Mr Ibel and Mr Misirlis also warned that well-intended housing policies can sometimes have unintended consequences by restricting supply. Measures such as rigid zoning, unpredictable permitting systems, or excessive project-level obligations would risk slowing down housing delivery rather than accelerating it. In this context, they both called on EU policymakers, in view of the upcoming ministerial discussions, to focus on pragmatic approaches that effectively support housing supply delivery, notably by addressing administrative and regulatory bottlenecks, ensuring a level playing field for all housing providers, and mobilising both public and private investment at scale.

Andreas Ibel concluded: “The EU needs to adapt its housing and energy policies to the current geopolitical and economic context, marked by inflationary pressures, rising construction costs, and tighter financial conditions.
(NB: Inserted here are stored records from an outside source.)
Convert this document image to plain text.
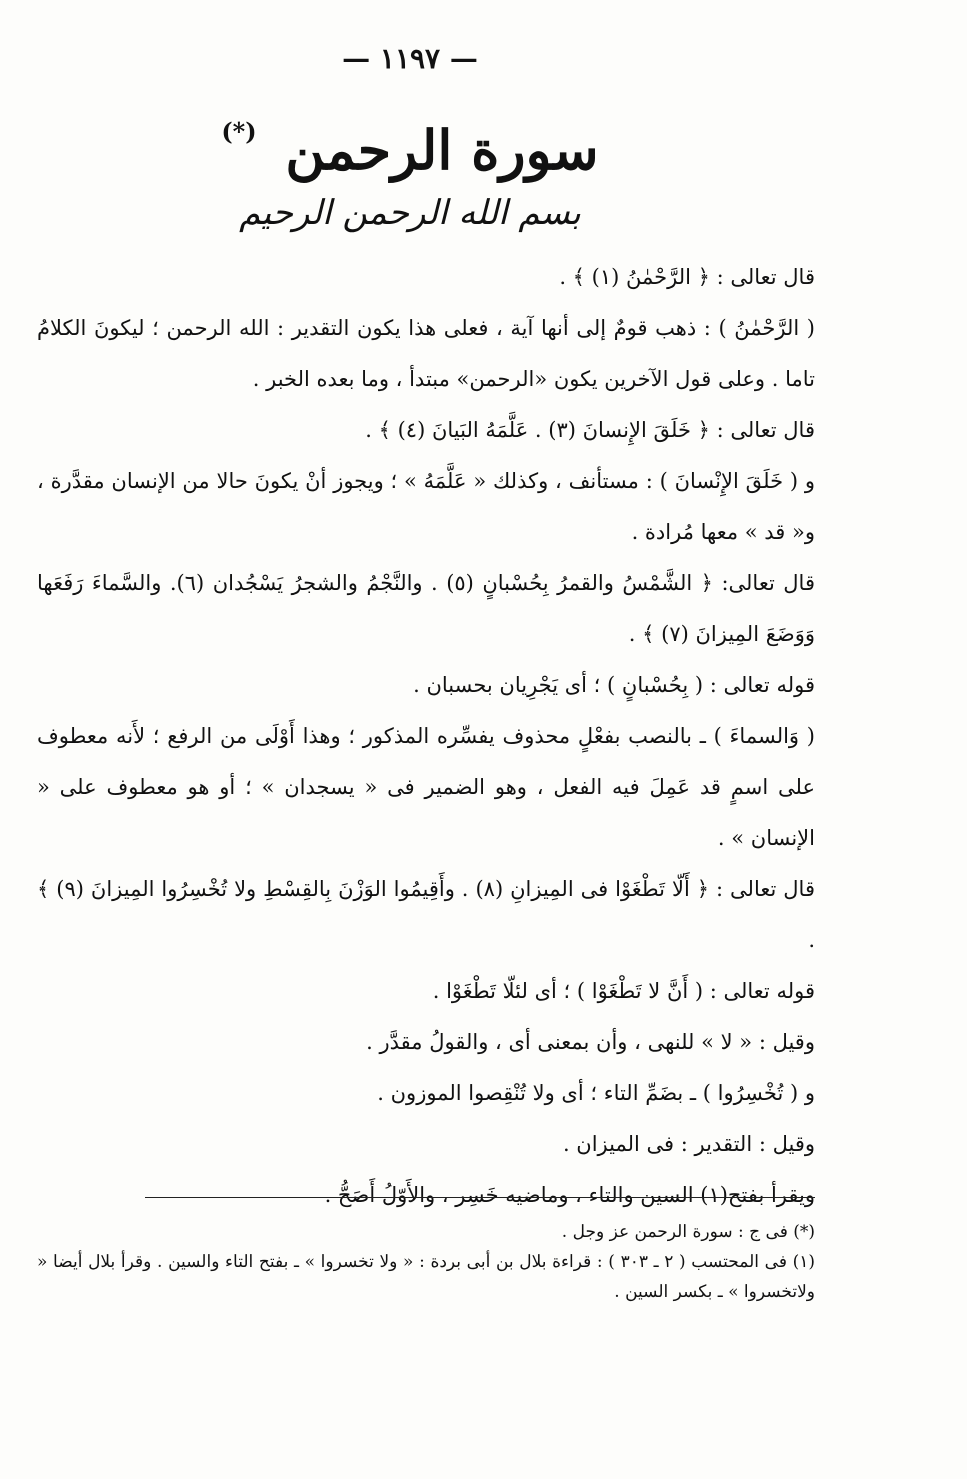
— ١١٩٧ —
سورة الرحمن (*)
بسم الله الرحمن الرحيم

قال تعالى : ﴿ الرَّحْمٰنُ (١) ﴾ .

( الرَّحْمٰنُ ) : ذهب قومٌ إلى أنها آية ، فعلى هذا يكون التقدير : الله الرحمن ؛ ليكونَ الكلامُ تاما . وعلى قول الآخرين يكون «الرحمن» مبتدأ ، وما بعده الخبر .

قال تعالى : ﴿ خَلَقَ الإِنسانَ (٣) . عَلَّمَهُ البَيانَ (٤) ﴾ .

و ( خَلَقَ الإِنْسانَ ) : مستأنف ، وكذلك « عَلَّمَهُ » ؛ ويجوز أنْ يكونَ حالا من الإنسان مقدَّرة ، و« قد » معها مُرادة .

قال تعالى: ﴿ الشَّمْسُ والقمرُ بِحُسْبانٍ (٥) . والنَّجْمُ والشجرُ يَسْجُدان (٦). والسَّماءَ رَفَعَها وَوَضَعَ المِيزانَ (٧) ﴾ .

قوله تعالى : ( بِحُسْبانٍ ) ؛ أى يَجْرِيان بحسبان .

( وَالسماءَ ) ـ بالنصب بفعْلٍ محذوف يفسِّره المذكور ؛ وهذا أَوْلَى من الرفع ؛ لأَنه معطوف على اسمٍ قد عَمِلَ فيه الفعل ، وهو الضمير فى « يسجدان » ؛ أو هو معطوف على « الإنسان » .

قال تعالى : ﴿ أَلّا تَطْغَوْا فى المِيزانِ (٨) . وأَقِيمُوا الوَزْنَ بِالقِسْطِ ولا تُخْسِرُوا المِيزانَ (٩) ﴾ .

قوله تعالى : ( أَنَّ لا تَطْغَوْا ) ؛ أى لئلّا تَطْغَوْا .

وقيل : « لا » للنهى ، وأن بمعنى أى ، والقولُ مقدَّر .

و ( تُخْسِرُوا ) ـ بضَمِّ التاء ؛ أى ولا تُنْقِصوا الموزون .

وقيل : التقدير : فى الميزان .

ويقرأ بفتح(١) السين والتاء ، وماضيه خَسِر ، والأَوّلُ أَصَحُّ .

(*) فى ج : سورة الرحمن عز وجل .

(١) فى المحتسب ( ٢ ـ ٣٠٣ ) : قراءة بلال بن أبى بردة : « ولا تخسروا » ـ بفتح التاء والسين . وقرأ بلال أيضا « ولاتخسروا » ـ بكسر السين .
Policies designed during a different economic context must be rethought today, so they help deliver housing instead of slowing it down. Europe does not lack demand, nor capacity to build. It lacks a policy framework that enables delivery at scale”.

Yiannis Misirlis said: “Affordable housing can’t be created by regulation alone, but it requires functioning, efficient housing delivery systems. This means accelerating and bringing full transparency to permitting, ensuring policy stability and regulatory predictability, and adopting a pragmatic, scalable approach to the green transition.”, he emphasised, adding that “if we get this right, we will achieve far more than addressing a housing challenge. We will strengthen Europe’s economic fabric, reinforce social cohesion, and ensure that access to housing remains a foundation – not a barrier – to opportunity.”